Tout bon quatuor comporte des parties rapides dans lesquelles les musiciens virtuoses font admirer leur technique un peu sur le modèle du fractionné sur piste, et des mouvements plus lents, où les musiciens les plus sensibles vont pouvoir faire admirer la richesse de leurs sonorités, en douceur et avec patience, un peu comme un coureur fait ses gammes en endurance fondamentale.
Dans le quatuor classique, 3 grands compositeurs dominent la production, car ils ont donné leurs lettres de noblesse à cet art : Haydn, Mozart et Beethoven.
Oui, Bach n’a pas tout inventé dans la musique dite « classique »

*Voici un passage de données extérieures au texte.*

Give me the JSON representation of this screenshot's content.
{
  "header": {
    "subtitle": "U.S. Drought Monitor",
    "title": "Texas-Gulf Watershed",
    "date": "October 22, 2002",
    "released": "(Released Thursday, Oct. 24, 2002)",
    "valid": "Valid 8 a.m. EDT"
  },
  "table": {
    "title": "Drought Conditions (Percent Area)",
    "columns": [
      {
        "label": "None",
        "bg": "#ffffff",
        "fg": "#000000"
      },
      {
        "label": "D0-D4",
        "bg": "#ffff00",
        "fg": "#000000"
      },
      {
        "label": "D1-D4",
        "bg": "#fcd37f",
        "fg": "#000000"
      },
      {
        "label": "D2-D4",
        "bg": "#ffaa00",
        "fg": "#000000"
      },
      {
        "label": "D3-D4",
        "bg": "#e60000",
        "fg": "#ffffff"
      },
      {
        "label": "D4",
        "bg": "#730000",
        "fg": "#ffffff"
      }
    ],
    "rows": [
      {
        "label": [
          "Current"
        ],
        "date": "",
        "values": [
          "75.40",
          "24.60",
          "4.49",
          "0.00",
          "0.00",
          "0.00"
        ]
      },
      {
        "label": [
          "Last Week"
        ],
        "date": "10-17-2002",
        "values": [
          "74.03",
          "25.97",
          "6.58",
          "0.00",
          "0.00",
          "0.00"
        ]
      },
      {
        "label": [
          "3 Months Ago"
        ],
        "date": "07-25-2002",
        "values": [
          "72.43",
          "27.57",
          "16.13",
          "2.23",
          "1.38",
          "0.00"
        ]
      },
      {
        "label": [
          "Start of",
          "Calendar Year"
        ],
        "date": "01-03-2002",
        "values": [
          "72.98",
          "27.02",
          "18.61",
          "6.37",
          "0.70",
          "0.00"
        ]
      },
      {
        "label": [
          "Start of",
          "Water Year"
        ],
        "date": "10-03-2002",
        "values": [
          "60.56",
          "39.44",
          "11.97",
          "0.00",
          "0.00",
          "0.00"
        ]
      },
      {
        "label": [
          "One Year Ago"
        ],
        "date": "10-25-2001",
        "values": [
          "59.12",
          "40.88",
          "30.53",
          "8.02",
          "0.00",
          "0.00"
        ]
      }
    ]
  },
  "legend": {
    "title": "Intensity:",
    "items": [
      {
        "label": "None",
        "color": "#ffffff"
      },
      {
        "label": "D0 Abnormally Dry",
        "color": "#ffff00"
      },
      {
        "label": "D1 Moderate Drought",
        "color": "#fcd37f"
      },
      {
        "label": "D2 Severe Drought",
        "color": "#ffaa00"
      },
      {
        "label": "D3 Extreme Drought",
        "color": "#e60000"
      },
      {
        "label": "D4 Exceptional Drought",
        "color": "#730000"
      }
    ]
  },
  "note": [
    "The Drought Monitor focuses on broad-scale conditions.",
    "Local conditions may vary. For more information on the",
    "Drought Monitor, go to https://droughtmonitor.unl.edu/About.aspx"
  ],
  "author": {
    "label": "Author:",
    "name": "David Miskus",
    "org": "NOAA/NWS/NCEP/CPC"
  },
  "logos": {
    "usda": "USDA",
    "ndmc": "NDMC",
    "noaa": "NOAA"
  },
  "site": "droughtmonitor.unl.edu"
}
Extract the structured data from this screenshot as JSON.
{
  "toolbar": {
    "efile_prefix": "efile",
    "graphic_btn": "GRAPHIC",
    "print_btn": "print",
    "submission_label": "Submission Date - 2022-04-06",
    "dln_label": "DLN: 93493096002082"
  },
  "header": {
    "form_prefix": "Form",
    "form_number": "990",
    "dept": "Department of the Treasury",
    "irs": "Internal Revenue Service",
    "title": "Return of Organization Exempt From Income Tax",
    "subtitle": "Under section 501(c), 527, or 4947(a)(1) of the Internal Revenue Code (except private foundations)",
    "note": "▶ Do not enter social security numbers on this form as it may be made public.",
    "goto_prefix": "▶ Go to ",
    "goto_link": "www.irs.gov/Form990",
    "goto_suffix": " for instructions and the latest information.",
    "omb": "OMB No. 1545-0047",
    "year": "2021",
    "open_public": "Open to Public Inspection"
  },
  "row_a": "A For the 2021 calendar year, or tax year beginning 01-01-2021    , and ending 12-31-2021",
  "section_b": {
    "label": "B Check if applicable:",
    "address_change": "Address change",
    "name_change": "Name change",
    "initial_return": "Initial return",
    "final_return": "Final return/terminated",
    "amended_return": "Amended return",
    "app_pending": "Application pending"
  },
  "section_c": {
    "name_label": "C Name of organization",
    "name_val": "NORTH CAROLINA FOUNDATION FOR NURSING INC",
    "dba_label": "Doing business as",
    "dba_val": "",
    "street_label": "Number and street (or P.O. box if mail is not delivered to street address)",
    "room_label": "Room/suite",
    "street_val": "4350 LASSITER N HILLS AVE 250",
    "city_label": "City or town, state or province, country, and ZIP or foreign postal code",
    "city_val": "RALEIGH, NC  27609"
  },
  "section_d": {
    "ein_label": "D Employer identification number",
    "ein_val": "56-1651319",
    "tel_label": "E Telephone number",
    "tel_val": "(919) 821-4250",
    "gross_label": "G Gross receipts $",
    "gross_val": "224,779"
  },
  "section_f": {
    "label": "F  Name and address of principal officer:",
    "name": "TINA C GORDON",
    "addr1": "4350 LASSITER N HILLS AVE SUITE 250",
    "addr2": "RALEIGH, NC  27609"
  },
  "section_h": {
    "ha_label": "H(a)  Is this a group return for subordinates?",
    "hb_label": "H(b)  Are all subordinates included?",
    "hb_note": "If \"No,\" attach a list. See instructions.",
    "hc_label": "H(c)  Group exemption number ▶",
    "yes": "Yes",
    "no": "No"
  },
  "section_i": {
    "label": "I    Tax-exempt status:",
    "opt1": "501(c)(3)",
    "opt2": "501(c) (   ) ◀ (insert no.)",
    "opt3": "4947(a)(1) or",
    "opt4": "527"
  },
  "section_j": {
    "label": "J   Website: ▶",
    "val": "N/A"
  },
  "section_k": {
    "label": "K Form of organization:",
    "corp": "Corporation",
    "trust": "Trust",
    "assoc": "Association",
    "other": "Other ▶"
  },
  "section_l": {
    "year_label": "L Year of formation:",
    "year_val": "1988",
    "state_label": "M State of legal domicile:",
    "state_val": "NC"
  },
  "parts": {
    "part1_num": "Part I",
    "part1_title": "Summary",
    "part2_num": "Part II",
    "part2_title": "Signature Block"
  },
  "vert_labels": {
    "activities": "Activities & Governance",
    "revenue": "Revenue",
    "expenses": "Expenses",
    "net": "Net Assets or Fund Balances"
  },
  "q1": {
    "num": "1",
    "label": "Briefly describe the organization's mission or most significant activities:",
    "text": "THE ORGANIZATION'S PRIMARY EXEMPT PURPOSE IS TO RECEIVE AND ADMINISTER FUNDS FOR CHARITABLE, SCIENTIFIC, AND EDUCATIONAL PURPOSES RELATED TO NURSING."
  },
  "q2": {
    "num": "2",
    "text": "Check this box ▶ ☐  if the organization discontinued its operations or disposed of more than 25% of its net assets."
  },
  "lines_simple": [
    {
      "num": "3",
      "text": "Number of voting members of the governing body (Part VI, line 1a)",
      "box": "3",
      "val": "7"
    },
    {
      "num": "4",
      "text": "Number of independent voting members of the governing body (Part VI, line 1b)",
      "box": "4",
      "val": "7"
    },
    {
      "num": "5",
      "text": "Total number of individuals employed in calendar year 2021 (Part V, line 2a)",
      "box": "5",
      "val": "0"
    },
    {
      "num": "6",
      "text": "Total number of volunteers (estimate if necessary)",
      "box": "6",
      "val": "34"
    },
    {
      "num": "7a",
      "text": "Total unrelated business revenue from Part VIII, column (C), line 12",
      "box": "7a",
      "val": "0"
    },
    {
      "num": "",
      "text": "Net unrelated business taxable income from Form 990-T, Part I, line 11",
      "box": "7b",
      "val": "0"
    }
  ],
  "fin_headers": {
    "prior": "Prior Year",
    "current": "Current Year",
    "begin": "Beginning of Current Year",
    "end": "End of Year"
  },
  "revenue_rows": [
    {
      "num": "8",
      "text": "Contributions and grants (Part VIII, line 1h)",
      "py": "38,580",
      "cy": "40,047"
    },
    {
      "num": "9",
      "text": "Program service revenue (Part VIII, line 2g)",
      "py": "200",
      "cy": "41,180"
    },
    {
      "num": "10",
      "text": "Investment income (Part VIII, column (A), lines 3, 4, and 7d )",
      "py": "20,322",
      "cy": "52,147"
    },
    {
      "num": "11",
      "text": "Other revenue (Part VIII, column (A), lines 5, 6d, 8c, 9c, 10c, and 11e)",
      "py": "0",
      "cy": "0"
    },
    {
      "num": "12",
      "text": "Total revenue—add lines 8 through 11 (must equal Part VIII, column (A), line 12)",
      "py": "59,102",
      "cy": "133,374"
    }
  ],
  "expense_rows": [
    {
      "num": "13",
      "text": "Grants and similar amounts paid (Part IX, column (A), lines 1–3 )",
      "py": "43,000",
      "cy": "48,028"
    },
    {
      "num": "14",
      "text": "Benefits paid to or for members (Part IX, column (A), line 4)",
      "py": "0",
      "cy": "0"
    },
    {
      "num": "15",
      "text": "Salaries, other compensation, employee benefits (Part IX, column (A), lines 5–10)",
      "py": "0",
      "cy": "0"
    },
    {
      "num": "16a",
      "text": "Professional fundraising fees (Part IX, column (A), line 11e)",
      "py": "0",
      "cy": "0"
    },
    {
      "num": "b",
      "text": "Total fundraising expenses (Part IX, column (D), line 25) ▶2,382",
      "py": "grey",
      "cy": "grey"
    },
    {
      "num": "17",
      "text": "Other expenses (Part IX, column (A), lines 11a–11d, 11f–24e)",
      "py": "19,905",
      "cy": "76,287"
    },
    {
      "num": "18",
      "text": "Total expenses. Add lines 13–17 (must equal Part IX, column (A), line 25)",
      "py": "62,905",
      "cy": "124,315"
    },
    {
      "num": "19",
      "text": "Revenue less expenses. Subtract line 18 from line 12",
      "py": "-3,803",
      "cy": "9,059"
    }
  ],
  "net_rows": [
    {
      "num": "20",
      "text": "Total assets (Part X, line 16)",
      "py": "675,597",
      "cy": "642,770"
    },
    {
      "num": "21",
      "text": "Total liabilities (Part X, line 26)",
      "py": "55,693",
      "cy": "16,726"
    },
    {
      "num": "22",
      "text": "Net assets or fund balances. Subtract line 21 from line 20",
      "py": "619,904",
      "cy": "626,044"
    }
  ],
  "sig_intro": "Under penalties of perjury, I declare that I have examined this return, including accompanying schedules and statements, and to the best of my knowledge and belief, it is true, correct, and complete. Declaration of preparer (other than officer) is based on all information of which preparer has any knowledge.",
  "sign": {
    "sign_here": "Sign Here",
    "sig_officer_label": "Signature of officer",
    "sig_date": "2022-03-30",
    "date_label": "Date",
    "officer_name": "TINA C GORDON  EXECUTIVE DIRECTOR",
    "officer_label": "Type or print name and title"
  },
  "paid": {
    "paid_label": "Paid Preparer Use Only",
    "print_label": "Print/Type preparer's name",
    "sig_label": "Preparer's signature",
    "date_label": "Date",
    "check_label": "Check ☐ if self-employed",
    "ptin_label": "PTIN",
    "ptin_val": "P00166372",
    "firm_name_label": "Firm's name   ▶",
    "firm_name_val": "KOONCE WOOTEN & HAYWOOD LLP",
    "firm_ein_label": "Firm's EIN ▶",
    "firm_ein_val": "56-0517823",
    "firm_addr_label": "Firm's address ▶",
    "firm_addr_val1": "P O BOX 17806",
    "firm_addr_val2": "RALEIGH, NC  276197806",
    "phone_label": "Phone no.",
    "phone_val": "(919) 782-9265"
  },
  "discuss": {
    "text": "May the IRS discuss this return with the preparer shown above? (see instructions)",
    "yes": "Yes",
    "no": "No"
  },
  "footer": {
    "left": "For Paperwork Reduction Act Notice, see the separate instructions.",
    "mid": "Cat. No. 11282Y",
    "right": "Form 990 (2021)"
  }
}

Mais puisqu’il faut donner des avis, pour moi celui qui me procure le plus de bonheur et de curiosité, c’est le quatuor en fa majeur de Maurice Ravel, qu’il composa en 1903 à l’âge de 27 ans.
Ce n’est pas du tout un quatuor classique ou ordinaire. Sa structure musicale est très complexe et casse les codes du classicisme.
Tout le monde, de ravel, connait évidemment le bolero. Cette musique entêtante qui est devenue un tube absolu, a fait un peu oublier quel génie a pu être par Ravel.
Dans son concerto pour piano en sol, Ravel a notamment su donner une grâce au piano, qui dialogue avec l’orchestre et avec le hautbois dans une époustouflante partie de cache-cache, interrompue au milieu par un mouvement lent qui est peut-être ce que la musique a produit de plus beau.
Mais le quatuor à cordes de Ravel, son unique quatuor à cordes, d’ailleurs, utilise toute la vivacité et la richesse des instruments, dans leurs sonorités les plus inattendues.
Ceux qui ont vu le film « un cœur en hiver » de Claude Sautet, y ont peut-être découvert ce quatuor, omniprésent, qui rythme toute l’intrigue.
Les violons se répondent comme des oiseaux perchés au sommet d’une montagne. Les dissonances sont rattrapées in-extrémis, comme on se rattrape à une racine après avoir glissé sur un chemin.
Mais c’est sur un rythme de danse que se poursuit l’histoire. On a envie de sauter en l’air avec les instruments, et on sent le vent qui nous pénètre dans une formidable poésie.
Mais surtout, cette œuvre nous montre des instruments qui construisent ensemble une histoire, qui se soutiennent les uns les autres et s’inventent des lendemains prodigieux, aussi bien dans le lent, que dans le rapide.
Cette œuvre à mon sens préfigure les grandes heures des quartets de jazz qui ont révolutionné la musique moderne.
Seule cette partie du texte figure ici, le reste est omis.